Time to do something

Haidari made up her mind to do something about it, but “it wasn’t an easy path,” she says. She had been working at a film production house and supported her family.

Community elders discouraged Haidari, as it was unusual in Afghanistan for a woman to want to work with society’s rejects. “It wasn’t culturally acceptable, and there was a lot of resistance. But I did eventually find some support,” she says. In 2012, she found a house that no one else wanted to rent because of its condition. Friends helped furnish it with necessities and provided some financial support.

Then, she says, “I went under the bridge with my friends.... I approached [people] with caution and told them that I was there to help them. I did not force them, but asked them to come with me voluntarily, if they wanted to try recovering from addiction.”

To Haidari’s joy, 18 of them wanted to come with her. “We first went to a hamam [a public bath] and got them cleaned and showered. They looked so different after just one shower, and I knew their healing had begun,” she says with a smile.

Over the past four years, Haidari says, 3,600 people fighting addiction have come to Mother Camp and have left recovered. Of these, 11 were women and eight were children. Currently, 28 individuals are living at the shelter and receiving treatment.

Because of limited medical resources, methods employed at Mother Camp are very crude, although basic detoxification drugs are administered.

Haidari says she regrets not being able to help more women. Her attempt to provide space for their treatment was met with a severe backlash from society. Complaints about nefarious activities were lodged with the police, and she received threats, forcing her to abandon the initiative.

Changed lives

But the work Haidari has been able to do has changed lives. Fahim, the professional cook who had joined the Army, is now a fruit seller in Kabul. He has been clean for more than two years.

Many have hopes for a better future. Nazar, whose name has been changed by request, had worked at a multinational organization in Kabul as an engineer, but when Haidari found him earlier this year under the bridge, he could barely communicate. Four months later, Nazar, who is in his mid-20s, sits across from other people who are in recovery and shares his plans of pursuing a master’s degree in the United States.

While there are 27 or so government-run treatment centers in Kabul, Haidari’s shelter has gained some popularity because of its emphasis on personal care, its regular follow-ups with recovering individuals, and a lesser dependency on alternative drugs.

“The reason Laila’s camp has had a higher rate of success than government-run hospitals has a lot to do with the emotional and psychological care [the workers] provide to the addicts,” says Jawad Zawulistani, program manager at Afghanistan Human Rights and Democracy Organization, who has recommended Mother Camp to a few people struggling with addiction.

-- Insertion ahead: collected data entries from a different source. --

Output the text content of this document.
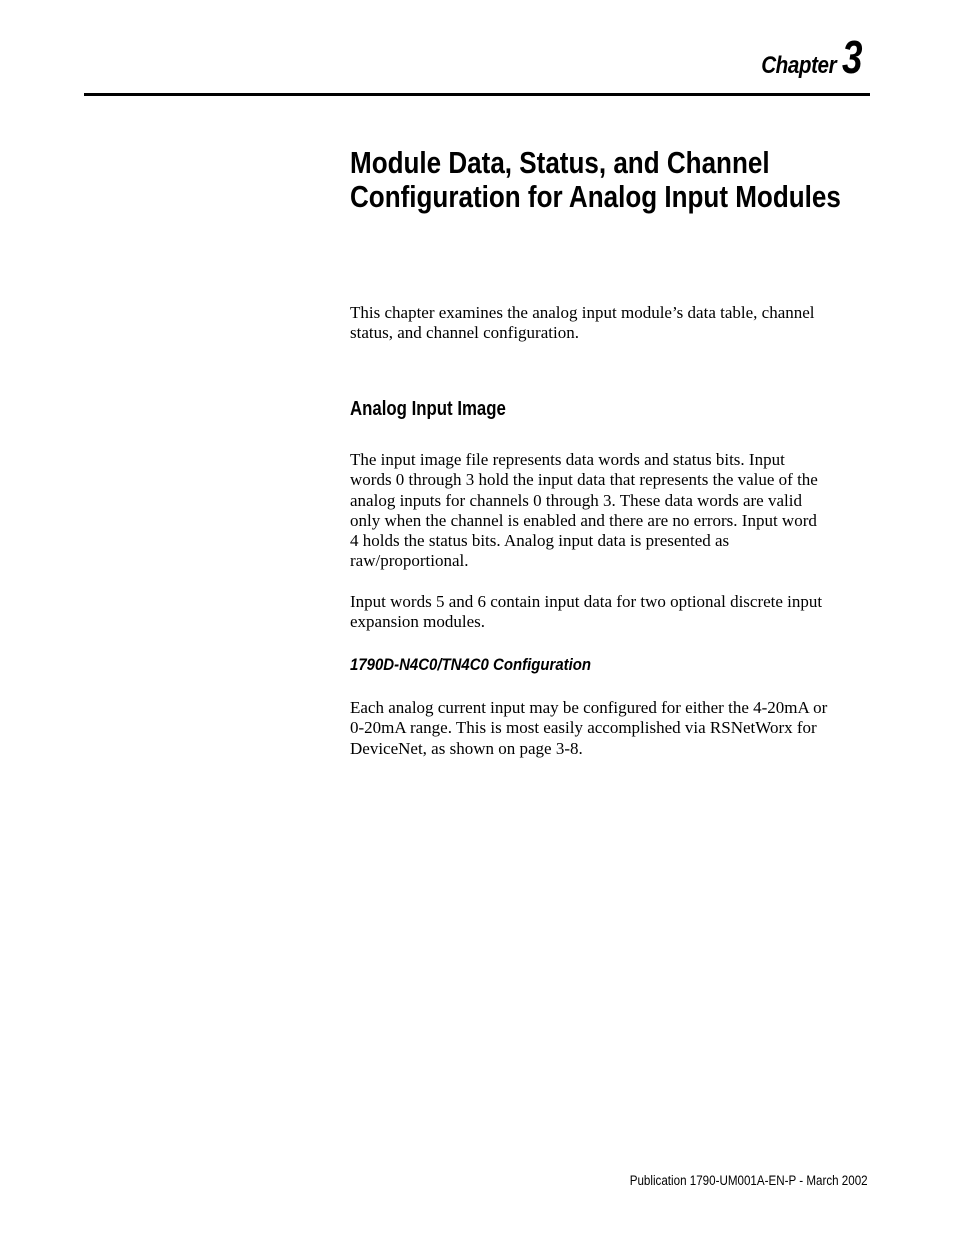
Chapter 3
Module Data, Status, and Channel
Configuration for Analog Input Modules

This chapter examines the analog input module’s data table, channel
status, and channel configuration.

Analog Input Image

The input image file represents data words and status bits. Input
words 0 through 3 hold the input data that represents the value of the
analog inputs for channels 0 through 3. These data words are valid
only when the channel is enabled and there are no errors. Input word
4 holds the status bits. Analog input data is presented as
raw/proportional.

Input words 5 and 6 contain input data for two optional discrete input
expansion modules.

1790D-N4C0/TN4C0 Configuration

Each analog current input may be configured for either the 4-20mA or
0-20mA range. This is most easily accomplished via RSNetWorx for
DeviceNet, as shown on page 3-8.

Publication 1790-UM001A-EN-P - March 2002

One person he sent was the brother of a friend, a young student at Kabul University. After two months of treatment, the man reentered society. “He has moved to Germany and is now looking to get married to his longtime fiancée,” Mr. Zawulistani says.

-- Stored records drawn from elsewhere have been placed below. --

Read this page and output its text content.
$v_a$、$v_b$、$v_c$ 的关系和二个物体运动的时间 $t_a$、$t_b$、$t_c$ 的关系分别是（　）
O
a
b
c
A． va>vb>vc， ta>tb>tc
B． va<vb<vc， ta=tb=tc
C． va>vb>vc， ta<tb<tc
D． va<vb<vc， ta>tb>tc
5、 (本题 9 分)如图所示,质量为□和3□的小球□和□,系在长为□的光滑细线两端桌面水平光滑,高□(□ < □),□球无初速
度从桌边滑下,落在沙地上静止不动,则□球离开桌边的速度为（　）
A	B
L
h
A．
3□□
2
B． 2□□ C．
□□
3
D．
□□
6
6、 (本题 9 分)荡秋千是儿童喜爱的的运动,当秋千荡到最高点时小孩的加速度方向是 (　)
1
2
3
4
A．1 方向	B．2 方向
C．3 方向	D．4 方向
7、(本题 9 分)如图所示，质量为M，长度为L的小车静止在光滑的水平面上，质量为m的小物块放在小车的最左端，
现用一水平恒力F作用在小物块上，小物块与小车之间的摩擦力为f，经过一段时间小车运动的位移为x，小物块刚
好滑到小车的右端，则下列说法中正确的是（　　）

“I feel the approach at Mother Camp ... provides hope to not just the addicts but also their families,” he adds.

But to be the purveyor of such hope requires financial support. Within six months of starting the shelter, Haidari felt a strain in funding. Not too many people wanted to help support drug addicts. Initial donors were beginning to feel the burden, and Haidari needed to find a sustainable source of income.

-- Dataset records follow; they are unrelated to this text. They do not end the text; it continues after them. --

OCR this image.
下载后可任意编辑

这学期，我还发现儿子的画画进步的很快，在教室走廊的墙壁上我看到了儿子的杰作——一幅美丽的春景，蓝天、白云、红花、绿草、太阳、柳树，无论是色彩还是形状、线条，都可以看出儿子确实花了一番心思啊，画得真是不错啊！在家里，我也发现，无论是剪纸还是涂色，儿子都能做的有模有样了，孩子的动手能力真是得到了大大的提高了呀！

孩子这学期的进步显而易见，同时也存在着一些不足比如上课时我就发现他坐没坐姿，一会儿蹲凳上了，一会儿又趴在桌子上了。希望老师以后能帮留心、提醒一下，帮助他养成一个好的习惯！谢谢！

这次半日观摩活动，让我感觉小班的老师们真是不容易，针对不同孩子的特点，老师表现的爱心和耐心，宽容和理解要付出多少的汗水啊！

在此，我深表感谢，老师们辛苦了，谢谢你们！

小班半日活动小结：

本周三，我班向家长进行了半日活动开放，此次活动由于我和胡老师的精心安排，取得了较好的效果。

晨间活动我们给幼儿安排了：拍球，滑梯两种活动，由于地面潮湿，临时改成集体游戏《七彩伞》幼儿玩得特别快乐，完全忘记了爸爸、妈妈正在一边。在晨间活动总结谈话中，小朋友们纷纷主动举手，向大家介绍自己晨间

She approached some of those who had recovered and were volunteering at the shelter. They came up with the idea of starting a restaurant that would help fund the shelter’s activities. And so Taj Begum was launched later in 2012 in a small rented space in Kabul. Once again, friends donated their old furniture and other items, and several people from the shelter pitched in, too.

The restaurant has grown quite popular, indeed generating income to support Mother Camp. Eventually it moved into a larger space, and it continues to employ several individuals who found help at the shelter.